Decidí entrar a tu clase cuando los dos últimos alumnos que me quedaban se cambiaron a la tuya. Tú llegaste para suplir una vacante en geometría analítica. Recuerdo que alguien nos presentó antes de iniciar el semestre, no volvimos a encontrarnos. Semanas después comenzó la sangría de mis estudiantes hacia tu sección.
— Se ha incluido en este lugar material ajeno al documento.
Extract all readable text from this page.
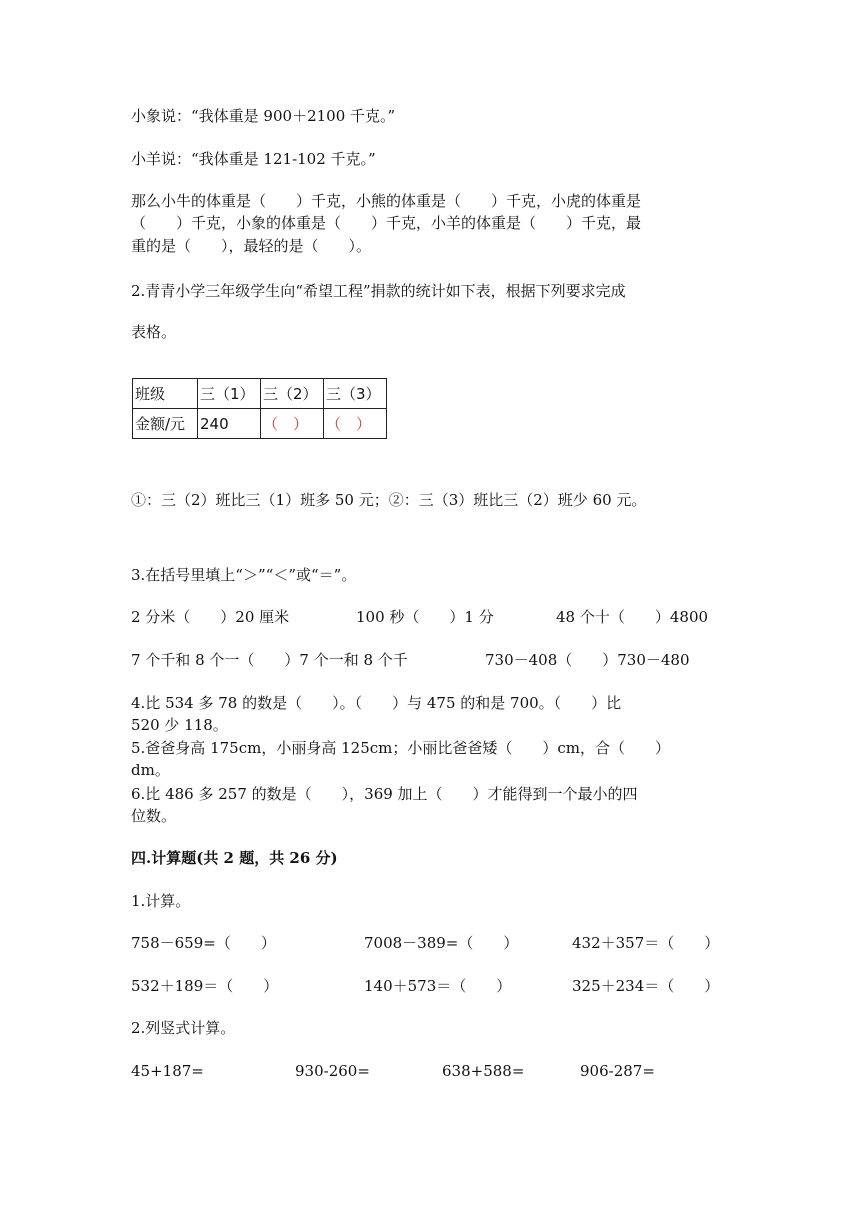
小象说：“我体重是 900＋2100 千克。”
小羊说：“我体重是 121-102 千克。”
那么小牛的体重是（　　）千克，小熊的体重是（　　）千克，小虎的体重是
（　　）千克，小象的体重是（　　）千克，小羊的体重是（　　）千克，最
重的是（　　），最轻的是（　　）。
2.青青小学三年级学生向“希望工程”捐款的统计如下表，根据下列要求完成
表格。
班级	三（1）	三（2）	三（3）
金额/元	240	（　）	（　）
①：三（2）班比三（1）班多 50 元；②：三（3）班比三（2）班少 60 元。
3.在括号里填上“＞”“＜”或“＝”。
2 分米（　　）20 厘米	100 秒（　　）1 分	48 个十（　　）4800
7 个千和 8 个一（　　）7 个一和 8 个千	730－408（　　）730－480
4.比 534 多 78 的数是（　　）。（　　）与 475 的和是 700。（　　）比
520 少 118。
5.爸爸身高 175cm，小丽身高 125cm；小丽比爸爸矮（　　）cm，合（　　）
dm。
6.比 486 多 257 的数是（　　），369 加上（　　）才能得到一个最小的四
位数。
四.计算题(共 2 题，共 26 分)
1.计算。
758－659=（　　）	7008－389=（　　）	432＋357＝（　　）
532＋189＝（　　）	140＋573＝（　　）	325＋234＝（　　）
2.列竖式计算。
45+187=	930-260=	638+588=	906-287=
Discretamente seguí a los muchachos hasta tu aula y te vi por una ventana que daba al pasillo. hablabas de la circunferencia. Pediste que se imaginaran un cono de helado, ¿qué forma se veía en el extremo amplio? ¡Un círculo! dijo uno. Y sacaste una moneda, eso era un círculo. Tomaste la tiza, te paraste de lado a la pizarra y giraste tu brazo sobre la superficie. En el encerado quedó trazada una circunferencia perfecta. Explicaste que esa línea curva similar al borde de una barquilla, era una circunferencia. Los muchachos se rieron y luego pasaste a explicar la ecuación fundamental y algunos ejemplos. Nadie olvidaría tu brazo girando sobre la pizarra para dibujar aquella curva. Al menos yo no.

Te pedí permiso para entrar como oyente al resto de tus clases. Me senté al fondo, en silencio. La matemática es un lenguaje, la geometría su forma, el álgebra su gramática, lo mostraste, enseñaste ese otro idioma.

Al final del semestre quise invitarte a comer un helado para agradecerte no sólo por tus clases, sino por mostrarme cómo reconstruir mi propia geometría y el álgebra de mi corazón.